Screening is the process of looking for cancer or pre-cancer in people who have no symptoms of the disease. Regular colorectal cancer screening is one of the most powerful tools for preventing colorectal cancer.
From the time the first abnormal cells start to grow into polyps, it usually takes about 10 to 15 years for them to develop into colorectal cancer. With regular screening, most polyps can be found and removed before they have the chance to turn into cancer. Screening can also find colorectal cancer early, when it's small and easier to treat.
If you’re age 45 or older, you should start getting screened for colorectal cancer. Several types of tests can be used. Talk to your health care provider about which ones might be good options for you. No matter which test you choose, the most important thing is to get tested.
If you have a strong family history of colorectal polyps or cancer, talk with your doctor about your risk. You might benefit from genetic counseling to review your family medical tree to see how likely it is that you have a family cancer syndrome.
You might be able to lower your risk of colorectal cancer by managing your diet and physical activity.
Weight: Being overweight or obese increases the risk of colorectal cancer in both men and women, but the link seems to be stronger in men. Staying at a healthy weight may help lower your risk.
Physical activity: Being more active lowers your risk of colorectal cancer and polyps. Regular moderate to vigorous activity can lower the risk. Limiting your sitting and lying down time may also lower your risk. Increasing the amount and intensity of your physical activity may help reduce your risk.
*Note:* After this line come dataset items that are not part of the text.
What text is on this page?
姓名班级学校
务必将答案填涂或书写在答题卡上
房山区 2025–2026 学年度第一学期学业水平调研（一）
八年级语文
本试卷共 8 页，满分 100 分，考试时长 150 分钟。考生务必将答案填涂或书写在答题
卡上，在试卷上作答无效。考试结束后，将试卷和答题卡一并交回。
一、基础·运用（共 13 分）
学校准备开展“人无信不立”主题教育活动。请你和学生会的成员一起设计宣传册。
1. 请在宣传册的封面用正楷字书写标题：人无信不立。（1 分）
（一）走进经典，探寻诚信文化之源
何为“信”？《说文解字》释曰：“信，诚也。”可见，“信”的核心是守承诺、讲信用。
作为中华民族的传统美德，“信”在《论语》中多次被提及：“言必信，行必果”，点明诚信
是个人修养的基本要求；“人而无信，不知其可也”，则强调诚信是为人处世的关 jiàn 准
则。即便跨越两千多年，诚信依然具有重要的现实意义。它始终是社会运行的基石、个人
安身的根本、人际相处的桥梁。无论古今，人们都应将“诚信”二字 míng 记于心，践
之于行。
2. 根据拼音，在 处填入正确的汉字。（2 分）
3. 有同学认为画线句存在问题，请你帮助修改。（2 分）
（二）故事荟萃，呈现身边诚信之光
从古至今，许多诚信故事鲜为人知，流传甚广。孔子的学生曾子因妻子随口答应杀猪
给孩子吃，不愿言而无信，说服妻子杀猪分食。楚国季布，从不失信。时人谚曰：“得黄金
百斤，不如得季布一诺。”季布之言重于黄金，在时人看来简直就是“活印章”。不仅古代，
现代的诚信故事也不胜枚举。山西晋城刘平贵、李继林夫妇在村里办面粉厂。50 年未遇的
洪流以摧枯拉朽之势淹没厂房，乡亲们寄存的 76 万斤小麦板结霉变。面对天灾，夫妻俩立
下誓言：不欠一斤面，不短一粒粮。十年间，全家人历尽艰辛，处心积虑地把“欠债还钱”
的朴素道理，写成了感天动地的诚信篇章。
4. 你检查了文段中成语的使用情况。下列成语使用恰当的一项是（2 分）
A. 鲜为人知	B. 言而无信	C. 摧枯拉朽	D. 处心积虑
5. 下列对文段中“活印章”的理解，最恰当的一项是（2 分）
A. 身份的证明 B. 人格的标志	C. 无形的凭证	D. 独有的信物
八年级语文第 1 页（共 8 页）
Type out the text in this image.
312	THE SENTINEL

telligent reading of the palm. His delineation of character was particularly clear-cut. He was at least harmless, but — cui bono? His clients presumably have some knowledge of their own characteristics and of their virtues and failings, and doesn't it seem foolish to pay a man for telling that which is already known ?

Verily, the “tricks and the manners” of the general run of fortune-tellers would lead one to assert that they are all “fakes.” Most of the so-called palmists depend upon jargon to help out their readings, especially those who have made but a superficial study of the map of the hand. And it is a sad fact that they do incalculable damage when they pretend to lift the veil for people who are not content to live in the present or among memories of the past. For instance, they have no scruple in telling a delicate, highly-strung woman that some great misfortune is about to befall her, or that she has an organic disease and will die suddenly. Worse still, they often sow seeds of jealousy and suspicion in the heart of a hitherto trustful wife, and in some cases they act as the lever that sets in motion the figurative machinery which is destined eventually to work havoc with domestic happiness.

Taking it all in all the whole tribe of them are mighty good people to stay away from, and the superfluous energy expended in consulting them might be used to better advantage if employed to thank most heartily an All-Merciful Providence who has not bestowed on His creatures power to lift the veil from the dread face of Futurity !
Diet: Overall, diets that are high in vegetables, fruits, and whole grains, and low in red and processed meats, probably lower colorectal cancer risk, although it’s not exactly clear which factors are important. Many studies have found a link between red meats (beef, pork, and lamb) or processed meats (such as hot dogs, sausage, and lunch meats) and increased colorectal cancer risk.
In recent years, some large studies have shown conflicting evidence that fiber in the diet probably lowers colorectal cancer risk. Research in this area is still under way. Recent studies looking specifically at whole grain intake, however, show that colorectal cancer risk appears to go down as you add more whole grains to your diet.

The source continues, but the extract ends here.